Thursday 19 April 2012

No Man Will Every Love You, Like I Do

This man has an amazing voice.


He has so much passion in his voice.

I met my boyfriend one year ago today and there is no way he loves me in the same was as this guy loves... I know this for a fact for a number of reasons:

1) If I ended up in a wheelchair tomorrow I don't think he would still want to be my boyfriend.
Even though I know he loves me. And that although he thinks I'm beautiful. And what he loves most about me is my intelligence... I still feel that there are conditions on our love. That I am not the be all and end all. Than I am not quite what he is after. I still get the impression that if I wasn't his girlfriend, someone else would do. But that I will do, (for now).

2) I have still not met his family.
Even though they live in a different country, the technology exists that an informal introduction could have been made by now. He tells me that they know all about me, but I still feel invisible in him life. We spent Christmas with my family, it was in fact the first time in my life I have had a boyfriend around for Christmas day. The reason I let him spend Christmas with my family is that I wanted to show him off... nuff said.

3) When he goes away on business he doesn't return my calls.
Now I'm not saying that I'm calling every 20mins and being a mental bitch down the phone, but usual patterns of behaviour are disrupted when he is away. For example I will call him (out-of-office-hours) and he will reject my call and turn his phone off. This he never usually does, if I call and its inconvenient then he will either answer or text to let me know when it is convenient.

4) In the last year, he has compromised once.
I am in part to blame for this. I haven't compromised much  more. Both he and I are so adamant in what we will and will not accept, I think often we managed to forget that there are two of us in this relationship. 9/10 times this is not a problem as we genuinely want the same thing, however it its the 1/10 times when we reach a loggerhead, lock horns and both refuse to budge.

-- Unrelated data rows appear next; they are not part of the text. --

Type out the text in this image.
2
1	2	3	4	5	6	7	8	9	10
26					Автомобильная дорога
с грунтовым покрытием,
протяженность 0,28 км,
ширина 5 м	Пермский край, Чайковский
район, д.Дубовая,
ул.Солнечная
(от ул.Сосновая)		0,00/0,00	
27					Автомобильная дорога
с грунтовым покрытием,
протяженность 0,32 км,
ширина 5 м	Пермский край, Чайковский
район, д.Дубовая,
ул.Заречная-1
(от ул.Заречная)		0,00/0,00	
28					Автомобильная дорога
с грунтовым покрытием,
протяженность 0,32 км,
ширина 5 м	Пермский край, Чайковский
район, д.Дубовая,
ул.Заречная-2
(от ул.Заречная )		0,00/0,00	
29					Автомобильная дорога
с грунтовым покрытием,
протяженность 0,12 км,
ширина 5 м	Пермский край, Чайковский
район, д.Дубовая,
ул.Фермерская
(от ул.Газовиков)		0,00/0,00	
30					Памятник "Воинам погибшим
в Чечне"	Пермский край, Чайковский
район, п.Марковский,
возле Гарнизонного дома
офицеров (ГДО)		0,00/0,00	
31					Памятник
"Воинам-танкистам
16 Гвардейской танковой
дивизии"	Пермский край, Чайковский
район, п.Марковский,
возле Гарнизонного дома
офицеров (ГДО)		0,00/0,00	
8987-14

5) He still feels that I will judge him for the mistakes of his past.
I know this for a fact as there is much of his back story that he still refuses to discuss with me. What he seems to have forgotten is that aside from my natural curiosity, my other default mechanise is to think and over think things. If one is inhibited then the other kicks in 10 fold. What I suspect is that he cheated on he ex-wife (although I think that was probably a consequence of their failing marriage not a cause of it) and then I suspect that he other long term girlfriend (and maybe the nameless woman in question) cheated on him. This is not entirely speculation, I have drawn upon various evidence that he has 'let slip'. What he doesn't realise is that in spite of this back story I love him just the same.